Her response was also to doubt herself.
But she didn’t say, “Now that I know how many women you’ve dated, I feel as if I can’t measure up to your exes.” That’s not a promising confession, either – insecurity can’t be fixed by anyone except the person who feels it – but at least it would be honest about where you and she stand.
And it would be on the right side of important boundaries.
Instead, she dumped her self-doubt outward onto you, and decided you can’t be trusted to value her. To fear you’re inadequate is a terrible feeling, obviously, so it’s going to feel (marginally) better to create an external villain. But it’s not fair to you to be scapegoated, and it’s not your job to manage her insecurities.
You can take reasonable offense at her thinking so little of you – or take a compassionate view of her thinking so little of herself.

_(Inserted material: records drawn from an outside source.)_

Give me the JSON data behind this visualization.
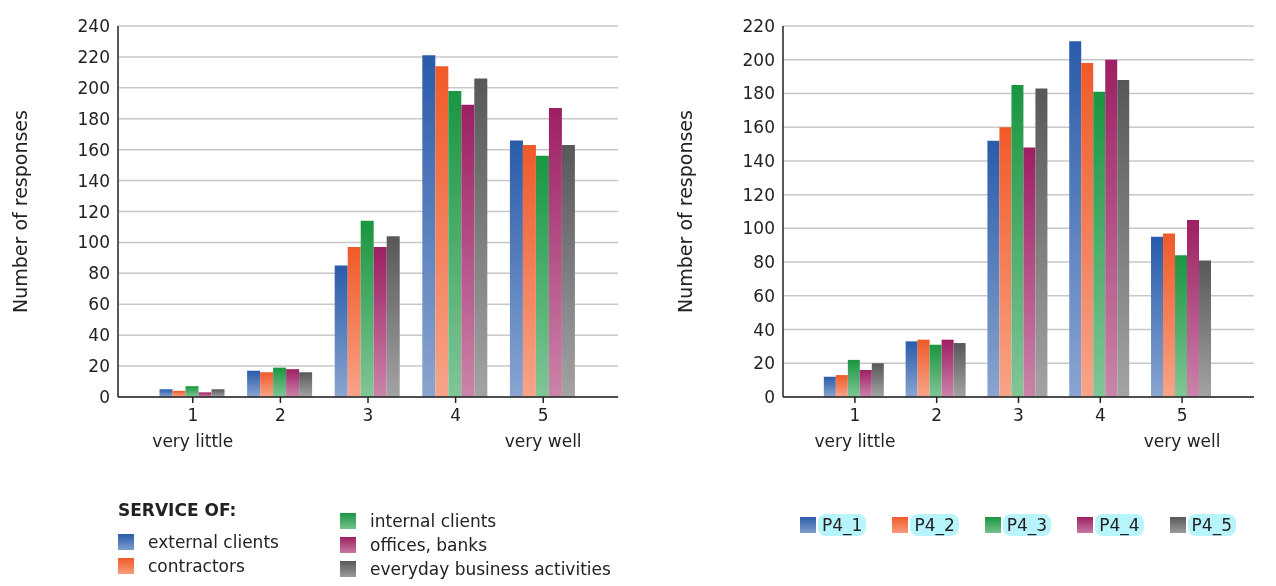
{
  "chart_data": [
    {
      "type": "bar",
      "ylabel": "Number of responses",
      "legend_title": "SERVICE OF:",
      "categories": [
        "1\nvery little",
        "2",
        "3",
        "4",
        "5\nvery well"
      ],
      "ylim": [
        0,
        240
      ],
      "yticks": [
        0,
        20,
        40,
        60,
        80,
        100,
        120,
        140,
        160,
        180,
        200,
        220,
        240
      ],
      "grid": "y",
      "legend": "bottom",
      "series": [
        {
          "name": "external clients",
          "color": "#2a5caa",
          "values": [
            5,
            17,
            85,
            221,
            166
          ]
        },
        {
          "name": "contractors",
          "color": "#f05a28",
          "values": [
            4,
            16,
            97,
            214,
            163
          ]
        },
        {
          "name": "internal clients",
          "color": "#1a9641",
          "values": [
            7,
            19,
            114,
            198,
            156
          ]
        },
        {
          "name": "offices, banks",
          "color": "#9e1f63",
          "values": [
            3,
            18,
            97,
            189,
            187
          ]
        },
        {
          "name": "everyday business activities",
          "color": "#58585a",
          "values": [
            5,
            16,
            104,
            206,
            163
          ]
        }
      ]
    },
    {
      "type": "bar",
      "ylabel": "Number of responses",
      "categories": [
        "1\nvery little",
        "2",
        "3",
        "4",
        "5\nvery well"
      ],
      "ylim": [
        0,
        220
      ],
      "yticks": [
        0,
        20,
        40,
        60,
        80,
        100,
        120,
        140,
        160,
        180,
        200,
        220
      ],
      "grid": "y",
      "legend": "bottom",
      "series": [
        {
          "name": "P4_1",
          "color": "#2a5caa",
          "values": [
            12,
            33,
            152,
            211,
            95
          ]
        },
        {
          "name": "P4_2",
          "color": "#f05a28",
          "values": [
            13,
            34,
            160,
            198,
            97
          ]
        },
        {
          "name": "P4_3",
          "color": "#1a9641",
          "values": [
            22,
            31,
            185,
            181,
            84
          ]
        },
        {
          "name": "P4_4",
          "color": "#9e1f63",
          "values": [
            16,
            34,
            148,
            200,
            105
          ]
        },
        {
          "name": "P4_5",
          "color": "#58585a",
          "values": [
            20,
            32,
            183,
            188,
            81
          ]
        }
      ]
    }
  ]
}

Either way, though, it’s not something you can fix by defending your trustworthiness; proving yourself through cohabitation or marriage or reproduction (please, no); avoiding all women but her; painfully dropping friends (they have feelings, too!); or documenting your every move.
Healthy people, for current and future reference, won’t ask you to do the undoable or surrender to their control. Both are the beginning of various abusive ends. Timidity does not pre-empt that, because the taproot of abuse isn’t forcefulness, it’s the belief one is entitled to control others’ actions.
Again, this is a trust breakdown that occurred entirely within her, and she’s putting pressure on you to fix it. Despite having options she rightly controls: She can make peace with your past; wait and see without telling you what to do; or break up with you knowing she no longer trusts you.
All you can do, meanwhile, is keep being yourself. Honestly and transparently so. And decide how long you intend to wait for her to address a problem she isn’t yet willing or able to recognize she has.